Last week seemed like an ordinary week. As ordinary as it gets while traveling the world and bootstrapping a startup.
Until we started getting some strange emails in our inbox:
What’s this about? I plugged it into Google translate out of curiosity. It’s an automated response. The recipient is on vacation.
Cool, someone in China is trying Canny out! They invited a teammate to their team, and they’re on vacation. No big deal.
But then the next day I woke up to a dozen more emails like this:
Okay, what’s going on? If this many people are sending automated responses, how many emails are they sending?!
I did a quick database query to count teammate invites. My heart sank. They had sent 80k over the past week. Holy heck. We’re under attack. They’re programmatically sending thousands of HTTP requests which are resulting in us sending emails.
But why? Why would someone want to invite random people to their team on Canny? What’s in it for them? Are they just having fun? Ugh.
That’s what I thought at first. Then I took a look at one of the emails they sent:
That’s a weird company name. That doesn’t look legit at all.
I shared it with a teammate who can read Chinese. He instantly identified it as spam. They’re telling people to join a QQ group to get discounts on online gambling.
They’re using Canny to send people email spam. We pay to send their emails. We take the deliverability hit when people mark our emails as spam. Oh hell no, I don’t think so!
Stopping the Attack
We took a few immediate steps to stop the attack.
First, we deleted their Canny account. This way their requests would fail instead of triggering emails. We found a small handful of user and company accounts associated with this bad behavior. We removed them all.
Next, we blacklisted their IP address. They were sending every HTTP request from the same IP address. We simply added it to our blacklist in AWS WAF (Web Application Firewall). Their requests could no longer hit our servers.
At this point, they would have to create a new account, and use a different IP address to start the attack again. This isn’t too hard, but buys us time to think about how to avoid this attack in the long term.
Finding an 80/20 Solution
We’re an early-stage startup. We don’t have a team of security engineers to devote weeks to this. Every minute spent protecting ourselves is a minute that could have been spent on growth.
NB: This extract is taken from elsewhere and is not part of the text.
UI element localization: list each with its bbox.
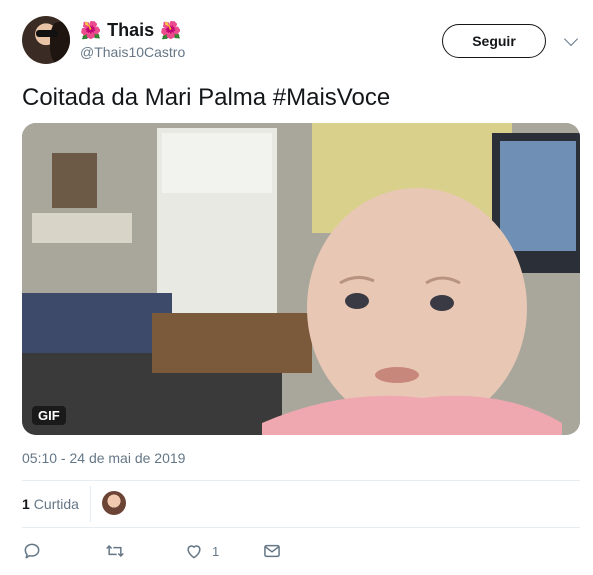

That’s why it was important that we find an 80/20 solution. Something good enough to make Canny an undesirable target, but nothing more. No over-engineering.
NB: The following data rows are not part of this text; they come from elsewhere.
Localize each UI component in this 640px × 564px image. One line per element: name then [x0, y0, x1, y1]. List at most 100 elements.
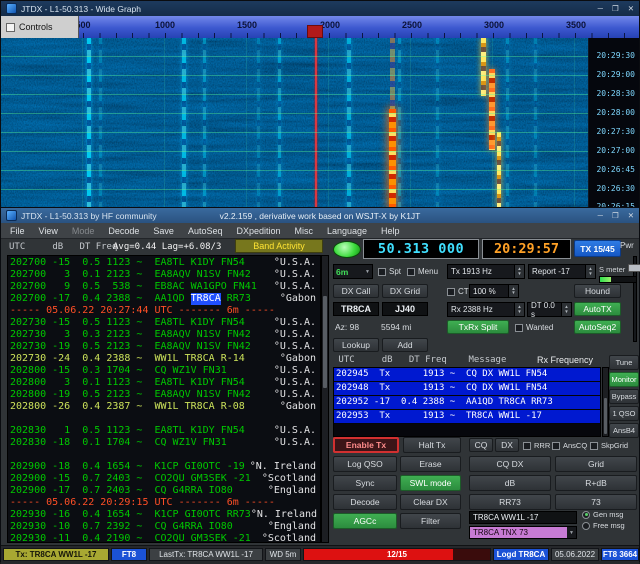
frequency-display[interactable]: 50.313 000: [363, 239, 479, 259]
menu-item[interactable]: Language: [320, 225, 374, 237]
close-icon[interactable]: ✕: [628, 4, 634, 13]
log-qso-button[interactable]: Log QSO: [333, 456, 397, 472]
msg-grid-button[interactable]: Grid: [555, 456, 637, 472]
decode-row[interactable]: 202830 1 0.5 1123 ~ EA8TL K1DY FN54 °U.S.…: [10, 425, 320, 437]
rrr-checkbox[interactable]: RRR: [523, 441, 550, 450]
scrollbar-thumb[interactable]: [604, 398, 607, 434]
spinner-arrows[interactable]: ▲ ▼: [508, 285, 518, 297]
decode-row[interactable]: 202800 -15 0.3 1704 ~ CQ WZ1V FN31 °U.S.A…: [10, 365, 320, 377]
decode-row[interactable]: 202900 -15 0.7 2403 ~ CO2QU GM3SEK -21 °S…: [10, 473, 320, 485]
free-msg-radio[interactable]: Free msg: [582, 521, 625, 530]
dx-grid-button[interactable]: DX Grid: [382, 284, 428, 298]
gen-msg-radio[interactable]: Gen msg: [582, 510, 623, 519]
decode-row[interactable]: 202730 -15 0.5 1123 ~ EA8TL K1DY FN54 °U.…: [10, 317, 320, 329]
cq-toggle[interactable]: CQ: [469, 438, 493, 452]
swl-mode-button[interactable]: SWL mode: [400, 475, 461, 491]
erase-button[interactable]: Erase: [400, 456, 461, 472]
maximize-icon[interactable]: ❐: [612, 211, 619, 220]
skpgrid-checkbox[interactable]: SkpGrid: [590, 441, 628, 450]
fil​ter-button[interactable]: Filter: [400, 513, 461, 529]
hound-button[interactable]: Hound: [574, 284, 621, 298]
decode-row[interactable]: 202730 -19 0.5 2123 ~ EA8AQV N1SV FN42 °U…: [10, 341, 320, 353]
menu-item[interactable]: AutoSeq: [181, 225, 230, 237]
close-icon[interactable]: ✕: [628, 211, 634, 220]
menu-item[interactable]: DXpedition: [229, 225, 287, 237]
menu-item[interactable]: Decode: [101, 225, 146, 237]
rx-frequency-list[interactable]: 202945 Tx 1913 ~ CQ DX WW1L FN54 202948 T…: [333, 367, 601, 437]
anscq-checkbox[interactable]: AnsCQ: [552, 441, 587, 450]
controls-checkbox-icon[interactable]: [6, 22, 15, 32]
spin-down-icon[interactable]: ▼: [588, 271, 592, 277]
wide-graph-titlebar[interactable]: JTDX - L1-50.313 - Wide Graph ─ ❐ ✕: [1, 1, 639, 16]
one-qso-button[interactable]: 1 QSO: [609, 406, 639, 421]
pwr-slider[interactable]: [628, 256, 640, 342]
rx-frequency-row[interactable]: 202952 -17 0.4 2388 ~ AA1QD TR8CA RR73: [334, 396, 600, 410]
decode-row[interactable]: ----- 05.06.22 20:29:15 UTC ------- 6m -…: [10, 497, 320, 509]
decode-row[interactable]: 202700 -15 0.5 1123 ~ EA8TL K1DY FN54 °U.…: [10, 257, 320, 269]
scrollbar-thumb[interactable]: [323, 296, 327, 388]
autotx-button[interactable]: AutoTX: [574, 302, 621, 316]
gen-msg-input[interactable]: TR8CA WW1L -17: [469, 511, 577, 524]
agcc-button[interactable]: AGCc: [333, 513, 397, 529]
main-titlebar[interactable]: JTDX - L1-50.313 by HF community v2.2.15…: [1, 208, 639, 223]
decode-row[interactable]: ----- 05.06.22 20:27:44 UTC ------- 6m -…: [10, 305, 320, 317]
spinner-arrows[interactable]: ▲ ▼: [561, 303, 571, 316]
ansb4-button[interactable]: AnsB4: [609, 423, 639, 438]
dx-grid-input[interactable]: JJ40: [382, 302, 428, 316]
sync-button[interactable]: Sync: [333, 475, 397, 491]
decode-row[interactable]: 202800 -26 0.4 2387 ~ WW1L TR8CA R-08 °Ga…: [10, 401, 320, 413]
rx-frequency-row[interactable]: 202948 Tx 1913 ~ CQ DX WW1L FN54: [334, 382, 600, 396]
decode-row[interactable]: 202800 -19 0.5 2123 ~ EA8AQV N1SV FN42 °U…: [10, 389, 320, 401]
minimize-icon[interactable]: ─: [598, 4, 603, 13]
pwr-slider-handle[interactable]: [628, 264, 640, 272]
band-select[interactable]: 6m ▼: [333, 264, 373, 279]
add-button[interactable]: Add: [382, 338, 428, 352]
decode-row[interactable]: 202730 -24 0.4 2388 ~ WW1L TR8CA R-14 °Ga…: [10, 353, 320, 365]
spin-down-icon[interactable]: ▼: [517, 271, 521, 277]
controls-toggle[interactable]: Controls: [1, 16, 79, 38]
menu-item[interactable]: Save: [146, 225, 181, 237]
autoseq2-button[interactable]: AutoSeq2: [574, 320, 621, 334]
dx-toggle[interactable]: DX: [495, 438, 519, 452]
menu-checkbox[interactable]: Menu: [407, 267, 438, 276]
msg-73-button[interactable]: 73: [555, 494, 637, 510]
decode-row[interactable]: 202830 -18 0.1 1704 ~ CQ WZ1V FN31 °U.S.A…: [10, 437, 320, 449]
spin-down-icon[interactable]: ▼: [517, 309, 521, 315]
spin-down-icon[interactable]: ▼: [564, 309, 568, 315]
spinner-arrows[interactable]: ▲ ▼: [514, 303, 524, 316]
decode-row[interactable]: 202930 -10 0.7 2392 ~ CQ G4RRA IO80 °Engl…: [10, 521, 320, 533]
rx-frequency-row[interactable]: 202953 Tx 1913 ~ TR8CA WW1L -17: [334, 410, 600, 424]
maximize-icon[interactable]: ❐: [612, 4, 619, 13]
menu-item[interactable]: File: [3, 225, 32, 237]
menu-item[interactable]: Help: [374, 225, 407, 237]
dt-spinner[interactable]: DT 0.0 s ▲ ▼: [527, 301, 572, 319]
rx-frequency-row[interactable]: 202945 Tx 1913 ~ CQ DX WW1L FN54: [334, 368, 600, 382]
tx-freq-spinner[interactable]: Tx 1913 Hz ▲ ▼: [447, 264, 525, 279]
band-activity-list[interactable]: 202700 -15 0.5 1123 ~ EA8TL K1DY FN54 °U.…: [7, 255, 321, 543]
rx-freq-spinner[interactable]: Rx 2388 Hz ▲ ▼: [447, 302, 525, 317]
ct-percent-spinner[interactable]: 100 % ▲ ▼: [469, 284, 519, 298]
dx-call-button[interactable]: DX Call: [333, 284, 379, 298]
msg-cq-dx-button[interactable]: CQ DX: [469, 456, 551, 472]
enable-tx-button[interactable]: Enable Tx: [333, 437, 399, 453]
spt-checkbox[interactable]: Spt: [378, 267, 401, 276]
dx-call-input[interactable]: TR8CA: [333, 302, 379, 316]
decode-row[interactable]: [10, 449, 320, 461]
decode-row[interactable]: [10, 413, 320, 425]
menu-item[interactable]: View: [32, 225, 65, 237]
frequency-scale[interactable]: 500 1000 1500 2000 2500 3000 3500 Controls: [1, 16, 639, 38]
spin-down-icon[interactable]: ▼: [511, 290, 515, 296]
menu-item[interactable]: Mode: [65, 225, 102, 237]
wanted-checkbox[interactable]: Wanted: [515, 323, 553, 332]
decode-button[interactable]: Decode: [333, 494, 397, 510]
clear-dx-button[interactable]: Clear DX: [400, 494, 461, 510]
msg-rr73-button[interactable]: RR73: [469, 494, 551, 510]
msg-db-button[interactable]: dB: [469, 475, 551, 491]
menu-item[interactable]: Misc: [288, 225, 321, 237]
spinner-arrows[interactable]: ▲ ▼: [514, 265, 524, 278]
monitor-button[interactable]: Monitor: [609, 372, 639, 387]
spinner-arrows[interactable]: ▲ ▼: [585, 265, 595, 278]
decode-row[interactable]: 202700 -17 0.4 2388 ~ AA1QD TR8CA RR73 °G…: [10, 293, 320, 305]
rx-frequency-scrollbar[interactable]: [602, 367, 609, 437]
tx-cycle-button[interactable]: TX 15/45: [574, 240, 621, 257]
We put ourselves in the shoes of the attacker. We realized that picking which SaaS you want to send your email spam is a lot like picking which bike to steal.
Nicer bikes are more valuable, but have more protection. The thief must optimize for the nicest bike with the least amount of protection.
As long as your bike has at least as much protection as other similarly valued bikes, it won’t get stolen. This is because there are easier targets – the thief can make more money with less effort.
This makes it clear why early-stage SaaS apps are a target for email spammers: they’re an easier target. They have fewer resources to invest into security than big companies.
So how do we make our SaaS harder to attack?
1. Block Obvious Attacks
Some behavior is obviously malicious. For example, someone sending requests faster than humanly possible. This can easily be blocked using rate-based rules in AWS WAF.
But you have to be careful. You don’t want to block a paying customer from doing something legitimate. You have to be thoughtful about what you can and can’t block.
We made a list of obviously bad behavior and blocked it all via either AWS WAF or our server application.
2. Better Awareness
The attack went on for several days before we even realized we were under attack. In that time they significantly ramped up volume. They probably thought we hadn’t noticed, so they could send more. They were right.
If we can immediately realize when we’re under attack, and act, this minimizes attacks. It also shows attackers we’re on to them. They’ll probably move on to another target then and there.
We created a new #fraud thread in Twist. We made a list of suspicious events, like a user sending more than 10 team invites in a day. Whenever this happens, the server pings our #fraud thread.
This behavior could be legit: maybe someone is inviting their entire team. That’s why we chose to send notifications for these events instead of outright blocking them. They warrant a quick manual review, but aren’t necessarily bad.
I hope you enjoyed our story. It was definitely unexpected and stressful, but we came out of it smarter and stronger.
If you work at an early-stage SaaS company, or someday want to, here’s a quick list of the most important takeaways:
- As an early-stage SaaS company, you are a target. You have less security than your larger peers. Think especially hard if you have a free tier/trial and send emails that contain user generated content.
- Awareness is crucial – know when you’re being attacked. Think about how people might attack you, and what would make you aware that it’s happening. It’ll probably only take a few minutes.
- Don’t over-engineer. It’s easy to dream up the perfect solution to every fraud problem you’ll ever have. Don’t. Your time is valuable. Find a solution that delivers 80% of the value in 20% of the time.